Das System punktet bei anspruchsvollen Anwendungen: so etwa beim Markieren und Beschriften von Stahl und anderen Metallen, dem Mikrobohren von Molybdänfolien und Glas, beim Markieren im Inneren von gläsernen oder anderen transparenten Werkstücken usw. Auf diese Weise werden zum Beispiel in der Photovoltaik Dünnfilm-Solarpanels unverwischbar markiert.
Markieren beispielsweise zur Produktkennzeichnung
Besonders im Zusammenhang mit der Produkthaftung verschärft sich die Forderung, auch einzelne Bauteile und Komponenten so zu kennzeichnen, dass ihre Herkunft noch nach Jahren nachvollziehbar ist. Die Produktkennzeichnung durch Markieren und Beschriften erfüllt damit wichtige Funktionen sowohl in der Produktionstechnik und im Qualitätsmanagement als auch in der Sicherheitstechnik und beim Schutz gegen Produktpiraterie. Die Forderungen reichen hier so weit, dass der Hersteller bei eventuellen Reklamationen das Bauteil anhand eindeutiger Beschriftungen bis zum Produktionszeitpunkt beziehungsweise bis zur jeweiligen Produktionscharge zurückverfolgen kann. Da die Produkte im Zuge der immer weiter voranschreitenden Miniaturisierung immer kleinere Dimensionen erreichen, werden auch Markierungen immer kleiner. Zu den derzeit auch der breiten Öffentlichkeit bekannten Bereichen, in denen die Miniaturisierung immer weiter voranschreitet, gehören zum Beispiel die Halbleiterindustrie und die Medizintechnik.

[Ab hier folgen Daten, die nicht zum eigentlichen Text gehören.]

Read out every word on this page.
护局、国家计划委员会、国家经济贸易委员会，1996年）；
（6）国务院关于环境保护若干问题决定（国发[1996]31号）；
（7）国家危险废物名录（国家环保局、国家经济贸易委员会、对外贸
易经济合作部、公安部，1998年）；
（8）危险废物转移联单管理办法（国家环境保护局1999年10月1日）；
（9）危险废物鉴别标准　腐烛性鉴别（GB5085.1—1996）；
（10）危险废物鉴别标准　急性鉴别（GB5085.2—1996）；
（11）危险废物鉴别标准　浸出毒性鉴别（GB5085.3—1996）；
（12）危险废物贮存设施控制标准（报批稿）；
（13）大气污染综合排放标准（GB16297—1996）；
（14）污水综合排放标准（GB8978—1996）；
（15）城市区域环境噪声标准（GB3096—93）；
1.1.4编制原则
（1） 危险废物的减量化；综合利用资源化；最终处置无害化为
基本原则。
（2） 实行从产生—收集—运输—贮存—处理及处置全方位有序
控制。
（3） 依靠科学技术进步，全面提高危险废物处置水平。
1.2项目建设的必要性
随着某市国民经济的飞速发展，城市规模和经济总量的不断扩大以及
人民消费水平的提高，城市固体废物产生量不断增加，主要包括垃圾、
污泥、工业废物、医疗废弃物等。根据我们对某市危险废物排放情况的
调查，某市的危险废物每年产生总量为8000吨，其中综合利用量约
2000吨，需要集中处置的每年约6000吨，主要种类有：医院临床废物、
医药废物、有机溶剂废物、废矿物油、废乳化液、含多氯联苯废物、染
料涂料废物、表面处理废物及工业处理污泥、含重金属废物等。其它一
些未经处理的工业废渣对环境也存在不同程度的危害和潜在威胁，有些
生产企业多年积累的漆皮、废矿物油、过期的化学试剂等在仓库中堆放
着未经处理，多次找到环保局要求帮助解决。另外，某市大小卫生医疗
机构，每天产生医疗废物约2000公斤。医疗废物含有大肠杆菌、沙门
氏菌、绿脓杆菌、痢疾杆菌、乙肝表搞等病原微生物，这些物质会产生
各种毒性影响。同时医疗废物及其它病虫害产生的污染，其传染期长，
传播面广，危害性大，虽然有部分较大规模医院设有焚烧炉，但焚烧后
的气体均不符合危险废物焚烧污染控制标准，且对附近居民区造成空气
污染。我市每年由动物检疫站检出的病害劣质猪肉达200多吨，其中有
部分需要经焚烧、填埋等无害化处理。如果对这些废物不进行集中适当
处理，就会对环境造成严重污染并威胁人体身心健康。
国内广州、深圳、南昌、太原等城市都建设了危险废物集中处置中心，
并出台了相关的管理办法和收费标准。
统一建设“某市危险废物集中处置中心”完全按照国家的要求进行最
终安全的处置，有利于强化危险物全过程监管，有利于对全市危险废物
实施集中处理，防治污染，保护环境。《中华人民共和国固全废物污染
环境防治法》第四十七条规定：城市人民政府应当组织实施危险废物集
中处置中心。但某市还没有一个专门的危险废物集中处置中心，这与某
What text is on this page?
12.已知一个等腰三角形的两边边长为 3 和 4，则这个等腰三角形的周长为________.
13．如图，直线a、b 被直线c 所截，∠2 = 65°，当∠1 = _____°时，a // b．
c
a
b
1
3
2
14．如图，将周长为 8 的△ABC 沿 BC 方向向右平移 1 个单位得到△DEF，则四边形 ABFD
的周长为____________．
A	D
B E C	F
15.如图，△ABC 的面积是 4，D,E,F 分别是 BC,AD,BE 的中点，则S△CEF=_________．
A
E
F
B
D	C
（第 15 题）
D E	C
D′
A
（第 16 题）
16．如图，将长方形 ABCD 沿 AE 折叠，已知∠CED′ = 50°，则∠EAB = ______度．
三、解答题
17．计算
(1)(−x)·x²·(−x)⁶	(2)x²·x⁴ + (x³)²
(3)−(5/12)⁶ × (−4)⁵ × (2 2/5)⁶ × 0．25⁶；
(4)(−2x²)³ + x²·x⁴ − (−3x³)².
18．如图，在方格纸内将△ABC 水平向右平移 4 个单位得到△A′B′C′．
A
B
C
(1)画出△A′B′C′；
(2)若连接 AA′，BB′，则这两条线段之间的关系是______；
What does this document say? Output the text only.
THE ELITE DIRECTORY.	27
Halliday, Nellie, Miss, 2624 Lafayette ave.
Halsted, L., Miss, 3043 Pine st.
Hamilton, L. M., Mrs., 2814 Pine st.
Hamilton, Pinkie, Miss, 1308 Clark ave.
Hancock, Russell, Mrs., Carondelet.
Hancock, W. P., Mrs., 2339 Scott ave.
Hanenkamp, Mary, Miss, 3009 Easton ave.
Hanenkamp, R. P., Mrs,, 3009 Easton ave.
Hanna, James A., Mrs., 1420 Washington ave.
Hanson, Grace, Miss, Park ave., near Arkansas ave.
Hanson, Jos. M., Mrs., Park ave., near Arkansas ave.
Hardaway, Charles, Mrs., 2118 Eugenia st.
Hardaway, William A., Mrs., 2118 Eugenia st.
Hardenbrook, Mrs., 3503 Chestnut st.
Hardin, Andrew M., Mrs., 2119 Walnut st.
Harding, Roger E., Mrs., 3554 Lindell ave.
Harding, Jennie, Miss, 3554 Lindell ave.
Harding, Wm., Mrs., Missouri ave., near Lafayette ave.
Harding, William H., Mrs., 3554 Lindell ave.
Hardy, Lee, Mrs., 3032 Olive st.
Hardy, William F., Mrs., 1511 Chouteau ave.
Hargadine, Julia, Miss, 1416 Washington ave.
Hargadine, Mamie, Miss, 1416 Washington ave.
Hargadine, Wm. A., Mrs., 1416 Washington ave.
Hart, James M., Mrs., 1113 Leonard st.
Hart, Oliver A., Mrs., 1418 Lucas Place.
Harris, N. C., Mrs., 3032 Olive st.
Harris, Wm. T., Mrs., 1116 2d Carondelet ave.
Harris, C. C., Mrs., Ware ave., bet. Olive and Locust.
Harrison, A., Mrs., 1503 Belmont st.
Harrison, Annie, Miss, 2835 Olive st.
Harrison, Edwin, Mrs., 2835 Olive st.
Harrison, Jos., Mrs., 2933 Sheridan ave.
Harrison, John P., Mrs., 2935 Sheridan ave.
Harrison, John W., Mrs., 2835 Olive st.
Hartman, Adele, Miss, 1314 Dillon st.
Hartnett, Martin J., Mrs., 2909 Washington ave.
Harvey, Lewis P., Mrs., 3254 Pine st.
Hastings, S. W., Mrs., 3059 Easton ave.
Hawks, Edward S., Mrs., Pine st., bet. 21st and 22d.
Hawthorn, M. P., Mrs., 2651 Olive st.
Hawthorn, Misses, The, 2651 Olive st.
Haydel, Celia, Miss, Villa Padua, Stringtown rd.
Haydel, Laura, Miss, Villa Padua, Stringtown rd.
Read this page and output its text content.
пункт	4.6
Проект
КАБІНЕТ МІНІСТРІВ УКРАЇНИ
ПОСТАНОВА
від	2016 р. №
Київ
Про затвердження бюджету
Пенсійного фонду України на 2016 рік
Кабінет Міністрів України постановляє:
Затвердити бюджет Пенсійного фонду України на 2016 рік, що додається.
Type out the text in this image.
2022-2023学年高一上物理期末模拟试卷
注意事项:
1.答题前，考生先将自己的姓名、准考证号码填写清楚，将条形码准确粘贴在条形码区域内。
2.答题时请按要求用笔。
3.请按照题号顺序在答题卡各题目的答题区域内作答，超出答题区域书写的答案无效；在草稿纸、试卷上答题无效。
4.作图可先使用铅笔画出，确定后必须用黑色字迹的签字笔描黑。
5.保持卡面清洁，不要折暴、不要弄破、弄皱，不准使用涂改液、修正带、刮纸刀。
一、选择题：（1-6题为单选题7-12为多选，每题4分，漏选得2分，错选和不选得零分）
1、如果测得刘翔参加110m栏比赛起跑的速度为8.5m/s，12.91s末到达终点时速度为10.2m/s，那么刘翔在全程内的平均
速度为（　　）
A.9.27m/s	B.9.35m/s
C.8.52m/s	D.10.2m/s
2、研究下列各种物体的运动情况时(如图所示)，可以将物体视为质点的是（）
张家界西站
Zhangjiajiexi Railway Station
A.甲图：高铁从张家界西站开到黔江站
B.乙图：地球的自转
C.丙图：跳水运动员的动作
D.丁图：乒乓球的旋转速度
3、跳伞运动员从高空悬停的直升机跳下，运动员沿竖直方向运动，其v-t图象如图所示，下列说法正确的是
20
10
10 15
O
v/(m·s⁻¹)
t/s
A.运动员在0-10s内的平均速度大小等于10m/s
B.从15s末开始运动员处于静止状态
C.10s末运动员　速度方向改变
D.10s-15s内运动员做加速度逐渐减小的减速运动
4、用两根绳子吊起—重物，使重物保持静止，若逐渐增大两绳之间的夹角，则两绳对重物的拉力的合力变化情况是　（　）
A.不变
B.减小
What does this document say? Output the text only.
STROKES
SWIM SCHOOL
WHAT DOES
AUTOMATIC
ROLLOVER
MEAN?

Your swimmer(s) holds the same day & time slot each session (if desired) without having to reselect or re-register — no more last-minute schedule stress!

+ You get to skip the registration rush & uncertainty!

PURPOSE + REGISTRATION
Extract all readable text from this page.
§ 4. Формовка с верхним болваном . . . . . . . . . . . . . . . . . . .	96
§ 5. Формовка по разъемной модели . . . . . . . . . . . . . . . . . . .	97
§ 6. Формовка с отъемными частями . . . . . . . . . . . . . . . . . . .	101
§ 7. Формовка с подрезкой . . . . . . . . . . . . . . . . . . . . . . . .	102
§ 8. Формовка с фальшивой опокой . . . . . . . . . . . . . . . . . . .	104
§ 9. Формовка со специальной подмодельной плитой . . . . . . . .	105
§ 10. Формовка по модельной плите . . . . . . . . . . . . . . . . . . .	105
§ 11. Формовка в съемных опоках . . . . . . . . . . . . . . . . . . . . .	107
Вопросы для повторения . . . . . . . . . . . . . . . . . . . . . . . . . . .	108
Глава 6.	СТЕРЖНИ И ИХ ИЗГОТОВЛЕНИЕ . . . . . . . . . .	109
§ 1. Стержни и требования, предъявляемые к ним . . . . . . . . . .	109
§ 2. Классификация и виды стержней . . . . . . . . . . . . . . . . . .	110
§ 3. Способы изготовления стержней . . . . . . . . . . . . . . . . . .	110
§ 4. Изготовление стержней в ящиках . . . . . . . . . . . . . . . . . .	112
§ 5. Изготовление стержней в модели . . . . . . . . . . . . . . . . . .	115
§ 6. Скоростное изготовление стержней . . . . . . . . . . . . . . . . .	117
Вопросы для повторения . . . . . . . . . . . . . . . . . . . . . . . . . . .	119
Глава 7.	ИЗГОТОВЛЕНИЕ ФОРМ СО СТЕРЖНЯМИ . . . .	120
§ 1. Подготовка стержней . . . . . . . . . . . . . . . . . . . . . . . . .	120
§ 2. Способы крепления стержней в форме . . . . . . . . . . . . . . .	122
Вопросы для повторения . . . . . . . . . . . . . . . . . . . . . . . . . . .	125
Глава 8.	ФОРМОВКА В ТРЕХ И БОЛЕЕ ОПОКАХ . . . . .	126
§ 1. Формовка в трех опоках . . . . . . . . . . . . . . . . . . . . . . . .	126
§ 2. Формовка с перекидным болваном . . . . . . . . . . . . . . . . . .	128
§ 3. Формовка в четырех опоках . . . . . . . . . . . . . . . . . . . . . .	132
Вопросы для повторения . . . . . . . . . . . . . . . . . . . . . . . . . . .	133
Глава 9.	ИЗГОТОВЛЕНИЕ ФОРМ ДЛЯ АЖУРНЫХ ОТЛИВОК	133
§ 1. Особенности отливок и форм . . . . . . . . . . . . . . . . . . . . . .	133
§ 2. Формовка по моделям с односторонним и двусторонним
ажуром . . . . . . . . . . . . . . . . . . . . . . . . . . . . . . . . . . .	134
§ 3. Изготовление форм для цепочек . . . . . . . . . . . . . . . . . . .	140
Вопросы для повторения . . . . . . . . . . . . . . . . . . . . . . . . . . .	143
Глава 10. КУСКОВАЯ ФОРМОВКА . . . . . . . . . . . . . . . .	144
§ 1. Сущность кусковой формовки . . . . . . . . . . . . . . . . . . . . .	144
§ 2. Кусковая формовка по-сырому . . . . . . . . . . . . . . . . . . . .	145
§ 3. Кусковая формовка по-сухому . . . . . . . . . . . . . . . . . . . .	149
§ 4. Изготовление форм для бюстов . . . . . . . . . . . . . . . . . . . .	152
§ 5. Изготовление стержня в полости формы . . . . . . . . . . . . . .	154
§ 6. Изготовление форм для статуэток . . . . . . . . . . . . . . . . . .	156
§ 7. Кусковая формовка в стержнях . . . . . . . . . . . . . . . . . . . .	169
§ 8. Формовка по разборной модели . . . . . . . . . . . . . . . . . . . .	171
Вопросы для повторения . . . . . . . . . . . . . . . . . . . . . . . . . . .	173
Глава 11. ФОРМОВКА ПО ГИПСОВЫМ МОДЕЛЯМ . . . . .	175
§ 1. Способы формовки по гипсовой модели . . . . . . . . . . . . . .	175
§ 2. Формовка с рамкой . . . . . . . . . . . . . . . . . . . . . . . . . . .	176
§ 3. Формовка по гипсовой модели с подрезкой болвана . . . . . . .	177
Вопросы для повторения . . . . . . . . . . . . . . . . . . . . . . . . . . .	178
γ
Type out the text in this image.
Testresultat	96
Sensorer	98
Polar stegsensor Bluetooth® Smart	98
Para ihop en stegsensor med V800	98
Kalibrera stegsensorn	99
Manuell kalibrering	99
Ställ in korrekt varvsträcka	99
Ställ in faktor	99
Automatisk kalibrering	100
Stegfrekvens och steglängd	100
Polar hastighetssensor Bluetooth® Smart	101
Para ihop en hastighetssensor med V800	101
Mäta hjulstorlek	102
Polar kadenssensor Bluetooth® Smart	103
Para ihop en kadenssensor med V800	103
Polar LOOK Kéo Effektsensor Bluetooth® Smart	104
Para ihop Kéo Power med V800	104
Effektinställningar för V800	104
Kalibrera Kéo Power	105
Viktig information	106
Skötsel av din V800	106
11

Mitunter werden Markierungen und Beschriftungen auch aus Sicherheitsgründen oder um das ästhetische Erscheinungsbild nicht zu stören, so klein ausgeführt, dass sie nicht mit freiem Auge, sondern nur mit entsprechenden optischen Einrichtungen lesbar sind. Die Miniaturisierung von Bauteilen bringt es aber auch mit sich, dass Bearbeitungen wie etwa Bohrungen mit hoher Präzision im Mikrometerbereich ausgeführt werden müssen. Die teilweise grossen Stückzahlen mit unter Umständen auch kurzfristig zu erstellenden Produktvarianten erfordern einerseits erhebliche Bearbeitungsgeschwindigkeiten und andererseits eine hohe Flexibilität des Laser-Bearbeitungssystems.